Abstracts

A Comparative Study of Post-Traumatic Epilepsy Prediction from fMRI Using Anatomical and Functional Features

Abstract number : 2.163
Submission category : 5. Neuro Imaging / 5B. Functional Imaging
Year : 2021
Submission ID : 1826081
Source : www.aesnet.org
Presentation date : 12/9/2021 12:00:00 PM
Published date : Nov 22, 2021, 06:51 AM

Authors :
Haleh Akrami, PhD Student - University of Southern California; Andrei Irimia – University of Southern California; Wenhui Cui – University of Southern California; Anand Joshi – University of Southern California; Richard Leahy – University of Southern California

Rationale: Post-traumatic epilepsy (PTE) is one of the common consequences of TBI occurring in patients with brain trauma. Prediction of PTE can help in the development of preventive care for subjects who would be identified as at risk for PTE. Prediction of PTE is very challenging due to the heterogeneous nature of TBI injury types, pathology, and lesions. Alongside structural features such as lesion size and location, functional features obtained from resting fMRI (rfMRI) carry information characterizing the injury. Resting fMRI in TBI subjects is affected through the presence of lesions, both locally and potentially throughout networks in which the lesioned regions are involved. We hypothesize that combining both structural and functional features benefits the prediction of PTE.

Methods: We trained four machine learning methods: (i) Random Forests (RF), (ii) Support Vector Machines (SVM), (iii) a fully connected Neural Network (NN), and (iv) a Graph Convolutional Network (GCN), to predict PTE. We also explored use of principal components analsis (PCA) with each of these methods to reduce the dimensionality of highly correlated features. We use the connectivity matrix (Pearson correlation coefficients) between 16 regions of interest (ROIs) defined in the USCLobes atlas (http://brainsuite.org/usclobes-description) as the functional features for the classifier. This atlas consists of lobar delineations (white matter, left and right frontal, parietal, temporal, and occipital lobes, cingulate gyrus, as well as the bilateral insulae, brainstem, corpus callosum, and cerebellum). We also use lesion volume in 13 ROIs (we removed white matter, brainstem, and corpus callosum) as structural features. Lesion volumes were computed using an automated lesion delineation method based on a variational autoencoder.

Results: Classification results obtained with the machine learning models are reported in Table 1 for lesion volume, connectivity features, and both. KSVM, RF, and NN all showed lower Area under the ROC Curve(AUC) compared to linear SVM, (AUC=0.64, σ= 0.05). Results based on connectivity features were, on average, slightly higher than for lesion features. Using a combination of both connectivity and lesion features increased the AUC to 0.74 (σ= 0.05) for KSVM with PCA, which is significantly larger than either structural or functional features separately. Due to the relatively small size of the training set and the high dimensionality of the features, deep learning (GCN and NN) methods did not improve the results. The methods tested here should be viewed as a baseline and may improve from a different choice of features and, modifications of the network structure and training approach, and a larger set of subjects for training.

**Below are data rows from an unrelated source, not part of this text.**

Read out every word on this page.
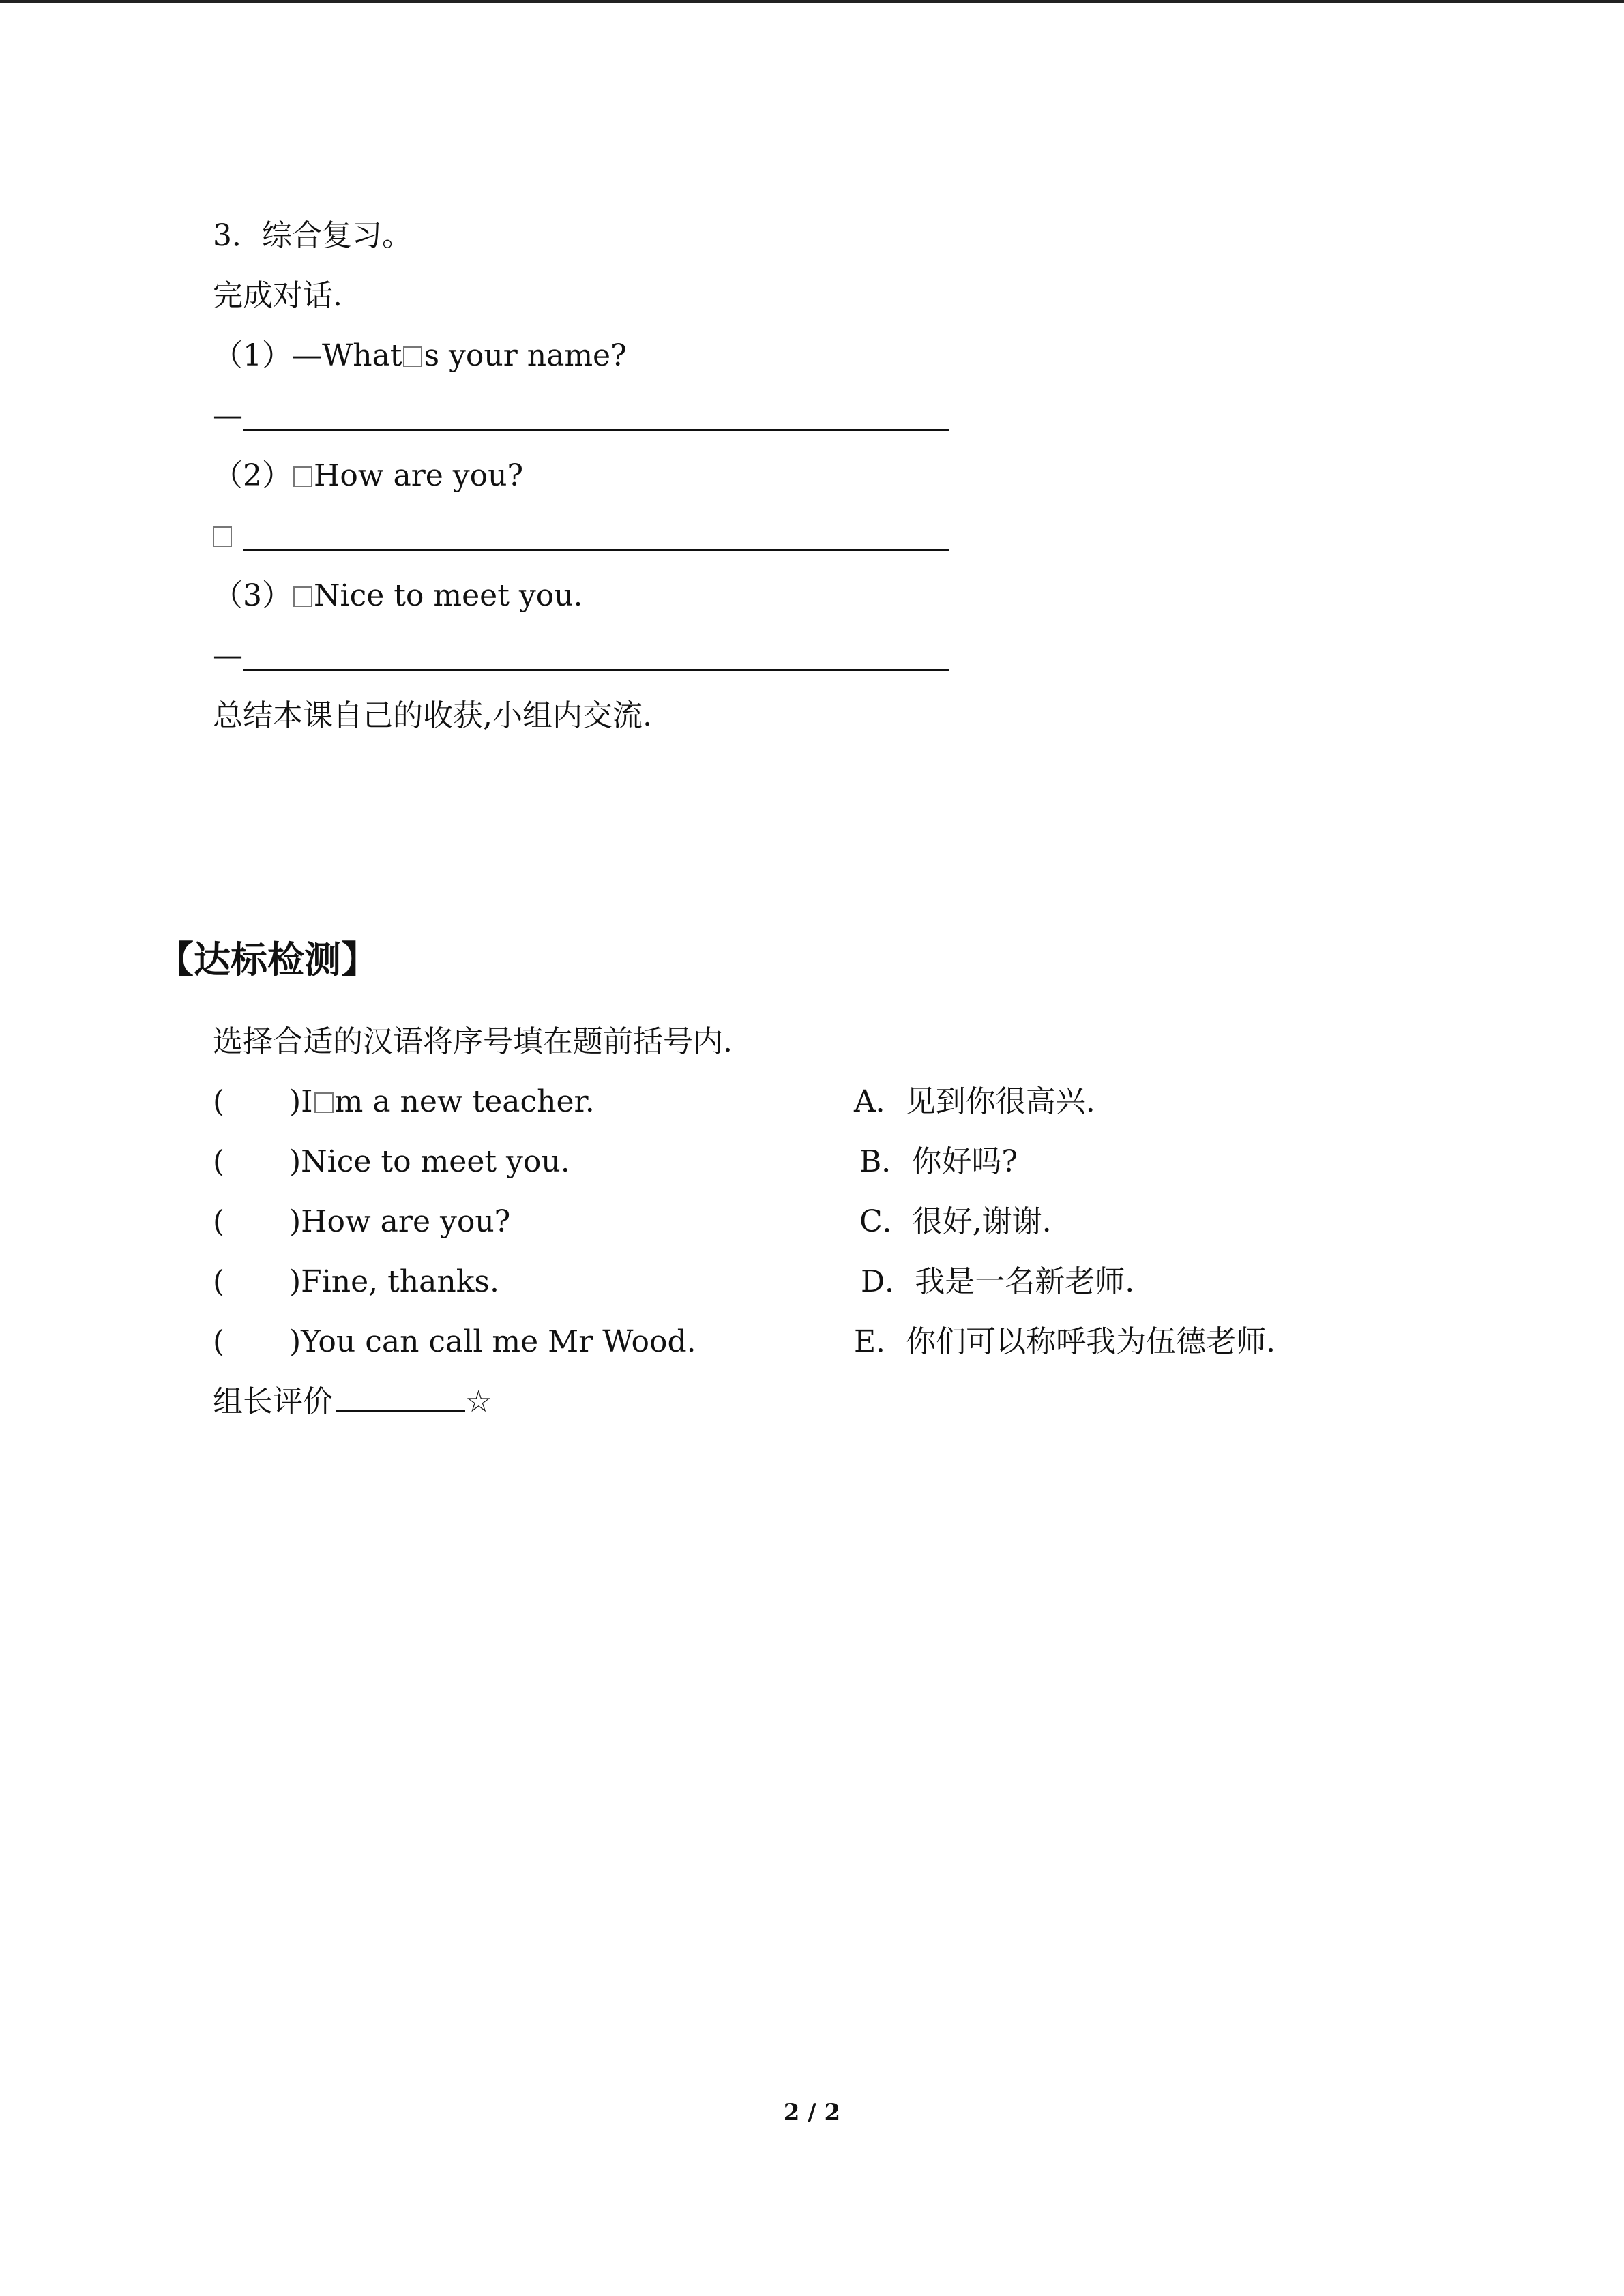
3．综合复习。
完成对话.
（1）—What s your name?
—
（2） How are you?
（3） Nice to meet you.
—
总结本课自己的收获,小组内交流.
【达标检测】
选择合适的汉语将序号填在题前括号内.
( )I m a new teacher.
( )Nice to meet you.
( )How are you?
( )Fine, thanks.
( )You can call me Mr Wood.
A．见到你很高兴.
B．你好吗?
C．很好,谢谢.
D．我是一名新老师.
E．你们可以称呼我为伍德老师.
组长评价	☆
2 / 2
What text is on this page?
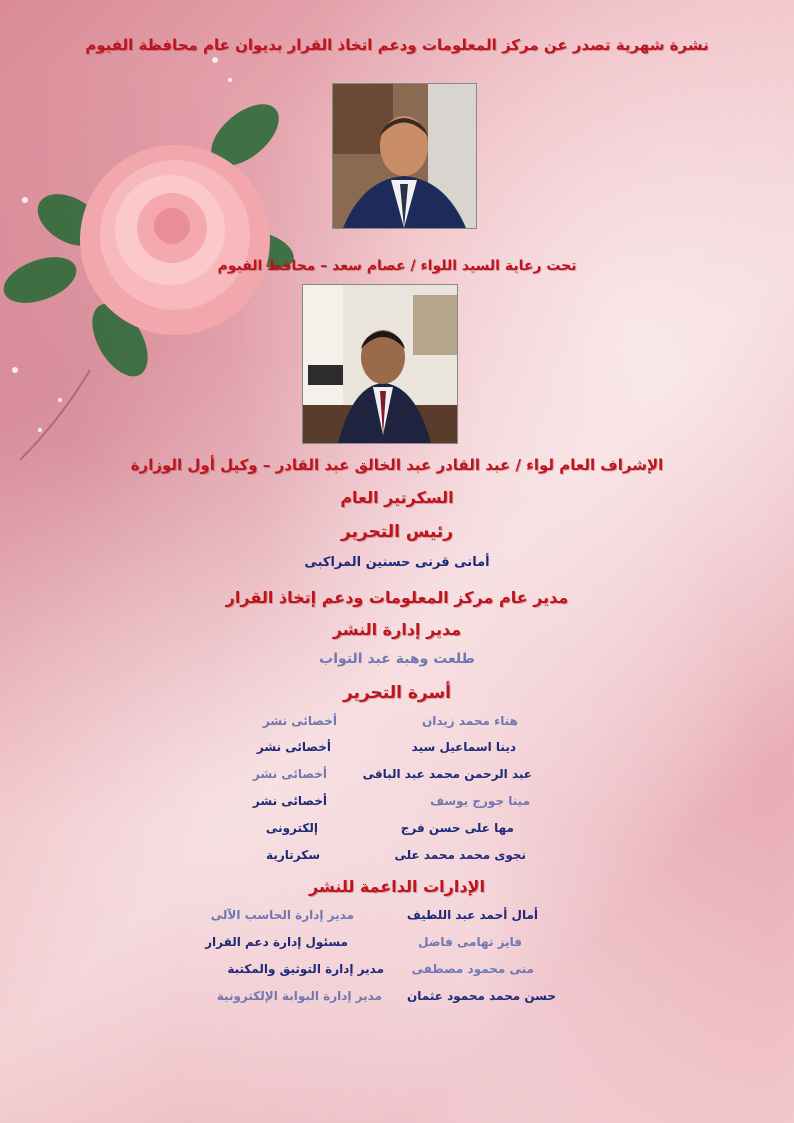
نشرة شهرية تصدر عن مركز المعلومات ودعم اتخاذ القرار بديوان عام محافظة الفيوم
تحت رعاية السيد اللواء / عصام سعد – محافظ الفيوم
الإشراف العام لواء / عبد القادر عبد الخالق عبد القادر – وكيل أول الوزارة
السكرتير العام
رئيس التحرير
أمانى قرنى حسنين المراكبى
مدير عام مركز المعلومات ودعم إتخاذ القرار
مدير إدارة النشر
طلعت وهبة عبد التواب
أسرة التحرير
هناء محمد زيدان
أخصائى نشر
دينا اسماعيل سيد
أخصائى نشر
عبد الرحمن محمد عبد الباقى
أخصائى نشر
مينا جورج يوسف
أخصائى نشر
مها على حسن فرج
إلكترونى
نجوى محمد محمد على
سكرتارية
الإدارات الداعمة للنشر
أمال أحمد عبد اللطيف
مدير إدارة الحاسب الآلى
فايز تهامى فاضل
مسئول إدارة دعم القرار
منى محمود مصطفى
مدير إدارة التوثيق والمكتبة
حسن محمد محمود عثمان
مدير إدارة البوابة الإلكترونية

Conclusions: Our results show that combining lesion volume data and fMRI based connectivity analysis has potential for predicting PTE onset in TBI patients. Further, a kernel SVM approach appears better suited to this problem than the random forest, SVM, NN and GNN approaches. We also showed using PCA for feature reduction is more effective to prevent over-fitting than using a regularizer.

Funding: Please list any funding that was received in support of this abstract.: R01 NS074980, W81XWH-18-1-0614, R01 NS089212, and R01 EB026299.